En una región como Aysén, donde las distancias y la dispersión poblacional hacen que cada minuto cuente, las denuncias por irregularidades en el SAMU no son un problema administrativo más: son una amenaza directa a la vida de las comunidades. Lo manifestado por Fenpruss contra este servicio de primera respuesta revela carencias que, de comprobarse, golpean el derecho más básico: el acceso oportuno a la salud.
Las afirmaciones son graves. Se plantea que en ocasiones no sería un médico regulador quien responde los llamados y que incluso habría personas fallecidas ante la eventual no concurrencia de una ambulancia. Esto contradice la esencia del SAMU, el servicio que se activa frente a un accidente de tránsito o una emergencia doméstica, y que no puede operar con carencias de insumos, equipamiento o funcionarios que comprometan su capacidad de respuesta.

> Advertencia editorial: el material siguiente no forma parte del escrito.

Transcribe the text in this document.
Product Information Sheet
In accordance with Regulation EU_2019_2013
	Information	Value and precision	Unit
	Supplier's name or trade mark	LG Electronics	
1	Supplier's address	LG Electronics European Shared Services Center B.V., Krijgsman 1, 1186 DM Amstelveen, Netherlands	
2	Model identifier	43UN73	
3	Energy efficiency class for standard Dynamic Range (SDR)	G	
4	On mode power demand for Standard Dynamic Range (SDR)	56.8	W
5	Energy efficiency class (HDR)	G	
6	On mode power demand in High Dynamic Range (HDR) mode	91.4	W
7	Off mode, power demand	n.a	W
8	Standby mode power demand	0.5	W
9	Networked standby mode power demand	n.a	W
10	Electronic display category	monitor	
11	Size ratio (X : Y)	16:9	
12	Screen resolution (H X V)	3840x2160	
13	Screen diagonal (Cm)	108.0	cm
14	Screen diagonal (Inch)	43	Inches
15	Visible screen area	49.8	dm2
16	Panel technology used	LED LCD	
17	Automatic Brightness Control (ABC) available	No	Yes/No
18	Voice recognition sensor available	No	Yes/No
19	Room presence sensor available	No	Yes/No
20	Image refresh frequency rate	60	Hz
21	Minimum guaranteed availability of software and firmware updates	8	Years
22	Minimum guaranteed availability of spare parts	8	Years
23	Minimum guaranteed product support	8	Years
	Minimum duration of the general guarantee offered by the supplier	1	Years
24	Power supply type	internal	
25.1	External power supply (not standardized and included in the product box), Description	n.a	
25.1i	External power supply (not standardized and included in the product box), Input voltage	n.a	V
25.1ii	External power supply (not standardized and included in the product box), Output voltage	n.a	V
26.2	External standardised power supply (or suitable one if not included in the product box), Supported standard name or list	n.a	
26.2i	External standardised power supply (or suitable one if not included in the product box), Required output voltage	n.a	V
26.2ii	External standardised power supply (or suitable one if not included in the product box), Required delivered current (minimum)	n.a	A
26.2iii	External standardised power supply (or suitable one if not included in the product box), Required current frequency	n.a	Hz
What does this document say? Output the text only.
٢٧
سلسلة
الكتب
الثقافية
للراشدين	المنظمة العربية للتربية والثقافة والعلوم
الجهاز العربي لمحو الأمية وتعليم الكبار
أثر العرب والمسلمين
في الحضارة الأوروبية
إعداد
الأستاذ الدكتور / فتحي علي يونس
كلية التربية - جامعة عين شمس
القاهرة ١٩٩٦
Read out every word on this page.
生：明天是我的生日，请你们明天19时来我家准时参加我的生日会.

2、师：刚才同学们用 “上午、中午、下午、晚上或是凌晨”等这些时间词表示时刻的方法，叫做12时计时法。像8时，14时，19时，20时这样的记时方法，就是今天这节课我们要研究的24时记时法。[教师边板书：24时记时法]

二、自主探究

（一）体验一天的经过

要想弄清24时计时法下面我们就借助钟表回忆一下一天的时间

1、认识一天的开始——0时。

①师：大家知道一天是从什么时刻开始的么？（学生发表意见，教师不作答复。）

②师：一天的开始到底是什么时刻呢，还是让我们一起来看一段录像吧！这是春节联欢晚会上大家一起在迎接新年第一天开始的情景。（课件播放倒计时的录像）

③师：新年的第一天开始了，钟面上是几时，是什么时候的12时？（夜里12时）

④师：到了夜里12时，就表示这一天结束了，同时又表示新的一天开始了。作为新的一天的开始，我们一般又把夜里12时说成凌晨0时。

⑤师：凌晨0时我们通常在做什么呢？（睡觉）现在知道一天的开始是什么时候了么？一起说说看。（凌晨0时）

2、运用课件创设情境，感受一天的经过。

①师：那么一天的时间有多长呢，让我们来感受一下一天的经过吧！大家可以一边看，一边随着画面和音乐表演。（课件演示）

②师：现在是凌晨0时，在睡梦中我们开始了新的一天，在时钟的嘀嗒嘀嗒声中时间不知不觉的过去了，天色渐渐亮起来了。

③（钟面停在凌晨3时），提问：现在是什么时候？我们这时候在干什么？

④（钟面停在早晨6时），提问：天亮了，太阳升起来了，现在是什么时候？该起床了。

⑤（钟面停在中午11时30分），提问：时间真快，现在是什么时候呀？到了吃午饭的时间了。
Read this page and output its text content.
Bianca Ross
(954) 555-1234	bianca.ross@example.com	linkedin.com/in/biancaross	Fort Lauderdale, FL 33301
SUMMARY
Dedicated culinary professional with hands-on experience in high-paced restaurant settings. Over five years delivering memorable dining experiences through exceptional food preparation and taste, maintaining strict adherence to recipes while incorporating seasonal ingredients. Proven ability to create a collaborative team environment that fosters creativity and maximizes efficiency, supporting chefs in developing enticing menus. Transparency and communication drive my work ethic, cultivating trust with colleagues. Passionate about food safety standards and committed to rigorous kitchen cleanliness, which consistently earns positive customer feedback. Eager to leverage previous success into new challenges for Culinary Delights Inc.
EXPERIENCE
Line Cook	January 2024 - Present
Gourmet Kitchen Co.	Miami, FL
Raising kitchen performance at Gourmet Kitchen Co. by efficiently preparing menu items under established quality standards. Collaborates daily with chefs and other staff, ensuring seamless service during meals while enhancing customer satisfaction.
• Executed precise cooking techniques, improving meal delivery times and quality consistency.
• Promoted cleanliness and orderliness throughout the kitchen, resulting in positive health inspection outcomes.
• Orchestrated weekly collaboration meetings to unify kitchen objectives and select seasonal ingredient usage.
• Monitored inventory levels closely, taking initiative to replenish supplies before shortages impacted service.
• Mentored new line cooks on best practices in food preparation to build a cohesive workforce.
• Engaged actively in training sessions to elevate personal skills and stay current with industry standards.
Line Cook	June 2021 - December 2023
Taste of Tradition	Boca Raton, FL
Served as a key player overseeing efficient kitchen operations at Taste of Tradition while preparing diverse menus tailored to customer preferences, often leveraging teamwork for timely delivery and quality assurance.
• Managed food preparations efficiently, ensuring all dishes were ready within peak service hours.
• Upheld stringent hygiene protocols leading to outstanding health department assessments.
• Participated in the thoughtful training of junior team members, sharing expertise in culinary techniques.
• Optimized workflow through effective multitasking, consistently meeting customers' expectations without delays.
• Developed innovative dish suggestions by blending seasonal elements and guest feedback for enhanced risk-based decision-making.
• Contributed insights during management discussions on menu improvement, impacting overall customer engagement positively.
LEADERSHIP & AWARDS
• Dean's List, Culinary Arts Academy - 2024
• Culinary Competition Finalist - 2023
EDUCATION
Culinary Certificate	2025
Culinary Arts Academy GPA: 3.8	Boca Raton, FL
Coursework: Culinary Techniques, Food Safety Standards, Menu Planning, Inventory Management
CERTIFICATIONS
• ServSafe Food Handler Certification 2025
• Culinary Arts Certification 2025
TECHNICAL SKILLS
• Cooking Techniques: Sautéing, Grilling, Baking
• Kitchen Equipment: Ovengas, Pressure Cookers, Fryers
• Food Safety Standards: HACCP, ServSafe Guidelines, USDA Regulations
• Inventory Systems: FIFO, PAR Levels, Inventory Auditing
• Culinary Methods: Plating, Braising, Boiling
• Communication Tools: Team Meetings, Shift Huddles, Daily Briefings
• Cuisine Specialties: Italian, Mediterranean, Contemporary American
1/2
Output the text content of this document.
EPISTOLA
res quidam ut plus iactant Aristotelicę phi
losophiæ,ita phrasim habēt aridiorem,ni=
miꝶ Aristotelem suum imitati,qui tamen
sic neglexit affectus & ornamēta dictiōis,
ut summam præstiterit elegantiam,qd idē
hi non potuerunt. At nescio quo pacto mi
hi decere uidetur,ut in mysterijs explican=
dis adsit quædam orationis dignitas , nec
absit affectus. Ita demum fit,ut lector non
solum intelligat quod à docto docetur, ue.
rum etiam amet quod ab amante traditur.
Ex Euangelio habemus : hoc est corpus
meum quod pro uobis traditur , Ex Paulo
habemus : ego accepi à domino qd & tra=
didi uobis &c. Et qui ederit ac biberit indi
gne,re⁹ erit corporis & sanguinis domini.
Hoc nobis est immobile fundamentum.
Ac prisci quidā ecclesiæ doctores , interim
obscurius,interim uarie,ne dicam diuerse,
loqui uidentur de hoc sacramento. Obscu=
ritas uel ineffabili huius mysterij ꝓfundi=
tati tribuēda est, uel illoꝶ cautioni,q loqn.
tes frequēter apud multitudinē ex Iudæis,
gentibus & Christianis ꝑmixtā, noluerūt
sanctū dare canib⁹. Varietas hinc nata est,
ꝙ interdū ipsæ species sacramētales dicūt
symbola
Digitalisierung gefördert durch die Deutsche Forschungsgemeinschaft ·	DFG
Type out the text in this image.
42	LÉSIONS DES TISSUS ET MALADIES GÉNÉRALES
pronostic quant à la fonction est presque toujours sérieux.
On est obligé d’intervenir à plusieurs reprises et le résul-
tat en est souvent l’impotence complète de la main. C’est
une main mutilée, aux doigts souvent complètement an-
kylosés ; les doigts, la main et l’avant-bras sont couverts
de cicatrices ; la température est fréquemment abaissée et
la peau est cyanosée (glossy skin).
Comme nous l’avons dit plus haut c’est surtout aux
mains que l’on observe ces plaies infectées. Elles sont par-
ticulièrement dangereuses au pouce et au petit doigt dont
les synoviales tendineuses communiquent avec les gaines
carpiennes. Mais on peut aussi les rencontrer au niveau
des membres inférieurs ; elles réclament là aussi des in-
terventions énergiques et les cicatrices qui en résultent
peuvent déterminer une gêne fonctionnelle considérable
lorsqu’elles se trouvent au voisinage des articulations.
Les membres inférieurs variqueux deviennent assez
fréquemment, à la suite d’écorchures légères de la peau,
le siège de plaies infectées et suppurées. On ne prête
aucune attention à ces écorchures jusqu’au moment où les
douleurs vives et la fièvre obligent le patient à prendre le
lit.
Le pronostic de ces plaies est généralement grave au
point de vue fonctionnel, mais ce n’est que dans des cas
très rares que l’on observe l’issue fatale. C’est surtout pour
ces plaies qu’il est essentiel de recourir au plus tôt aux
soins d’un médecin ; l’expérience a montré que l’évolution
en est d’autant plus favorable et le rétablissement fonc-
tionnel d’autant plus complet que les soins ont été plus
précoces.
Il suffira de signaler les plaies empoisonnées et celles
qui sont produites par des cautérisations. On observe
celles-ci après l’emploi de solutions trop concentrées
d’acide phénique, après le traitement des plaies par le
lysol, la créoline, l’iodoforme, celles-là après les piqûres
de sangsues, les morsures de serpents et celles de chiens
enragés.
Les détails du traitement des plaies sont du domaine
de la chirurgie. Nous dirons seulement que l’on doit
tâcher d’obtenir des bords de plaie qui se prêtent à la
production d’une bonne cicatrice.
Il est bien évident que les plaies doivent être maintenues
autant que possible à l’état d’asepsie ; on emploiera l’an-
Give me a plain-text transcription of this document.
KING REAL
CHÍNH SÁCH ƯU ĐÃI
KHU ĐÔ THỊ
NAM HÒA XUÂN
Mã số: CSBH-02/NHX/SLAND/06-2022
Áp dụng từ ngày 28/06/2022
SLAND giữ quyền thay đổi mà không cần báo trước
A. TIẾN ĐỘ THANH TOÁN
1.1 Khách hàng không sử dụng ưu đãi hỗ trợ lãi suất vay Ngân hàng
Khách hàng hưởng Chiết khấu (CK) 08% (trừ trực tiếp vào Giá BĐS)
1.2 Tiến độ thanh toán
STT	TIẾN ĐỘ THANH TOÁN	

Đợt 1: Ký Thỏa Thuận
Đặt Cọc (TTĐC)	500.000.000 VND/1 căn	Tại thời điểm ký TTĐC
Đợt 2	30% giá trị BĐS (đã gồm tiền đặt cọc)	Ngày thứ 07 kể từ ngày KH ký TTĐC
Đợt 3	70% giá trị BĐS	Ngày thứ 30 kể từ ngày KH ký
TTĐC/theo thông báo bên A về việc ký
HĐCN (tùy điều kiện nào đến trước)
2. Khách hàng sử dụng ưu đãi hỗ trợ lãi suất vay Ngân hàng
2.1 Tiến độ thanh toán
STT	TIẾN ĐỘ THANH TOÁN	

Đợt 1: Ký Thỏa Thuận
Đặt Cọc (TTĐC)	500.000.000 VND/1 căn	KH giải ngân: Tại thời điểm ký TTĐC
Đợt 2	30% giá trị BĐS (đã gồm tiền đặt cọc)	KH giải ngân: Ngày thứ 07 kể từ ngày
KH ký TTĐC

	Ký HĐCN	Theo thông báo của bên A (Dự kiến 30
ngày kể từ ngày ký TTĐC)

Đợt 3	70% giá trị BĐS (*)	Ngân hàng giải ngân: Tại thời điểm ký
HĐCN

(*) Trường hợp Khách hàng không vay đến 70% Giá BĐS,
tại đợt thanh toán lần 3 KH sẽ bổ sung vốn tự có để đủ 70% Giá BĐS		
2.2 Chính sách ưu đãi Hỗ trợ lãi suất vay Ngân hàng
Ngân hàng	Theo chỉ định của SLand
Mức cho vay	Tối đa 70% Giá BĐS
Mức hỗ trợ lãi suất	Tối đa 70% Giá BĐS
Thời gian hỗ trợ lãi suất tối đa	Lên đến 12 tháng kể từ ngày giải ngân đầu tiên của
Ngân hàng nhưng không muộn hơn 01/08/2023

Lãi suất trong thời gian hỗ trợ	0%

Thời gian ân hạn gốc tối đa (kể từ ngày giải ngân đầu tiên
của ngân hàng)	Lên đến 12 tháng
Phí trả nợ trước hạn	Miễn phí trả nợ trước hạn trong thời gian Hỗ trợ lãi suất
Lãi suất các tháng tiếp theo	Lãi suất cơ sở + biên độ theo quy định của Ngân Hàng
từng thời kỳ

Frente a esto, la responsabilidad recae directamente en el Servicio de Salud Aysén, que debe investigar de manera rigurosa estas situaciones. No se trata de dar por ciertas las denuncias antes de tiempo, pero tampoco de minimizar su gravedad. La verdad debe estar por delante y, si existen problemas, estos deben transparentarse y abordarse por la institucionalidad correspondiente.
Las comunidades de la patagonia demandan más y mejores prestaciones, y mayor presencia de profesionales, especialmente en los sectores rurales donde la llegada de una ambulancia puede ser la diferencia entre la vida y la muerte. Una denuncia de estas características debería provocar una reacción inmediata de las autoridades, no un silencio que deja a la población desprotegida.
Está en juego la reputación de un servicio que cuenta con alta credibilidad entre la población. Si existen problemas, deben ser corregidos para evitar que afecten la confianza en quienes responden cuando una emergencia pone en riesgo la vida. El SAMU no puede operar rodeado de dudas sin respuesta, según se mencionó en El Divisadero.
La comunidad tiene derecho a saber si las situaciones denunciadas ocurrieron, cuáles fueron sus causas y qué medidas se adoptarán para evitar que vuelvan a suceder. Investigar, transparentar y corregir es la única manera de proteger a la ciudadanía y resguardar la confianza en un servicio fundamental. Mientras no haya claridad, la duda seguirá siendo un peso insoportable sobre la salud de Aysén.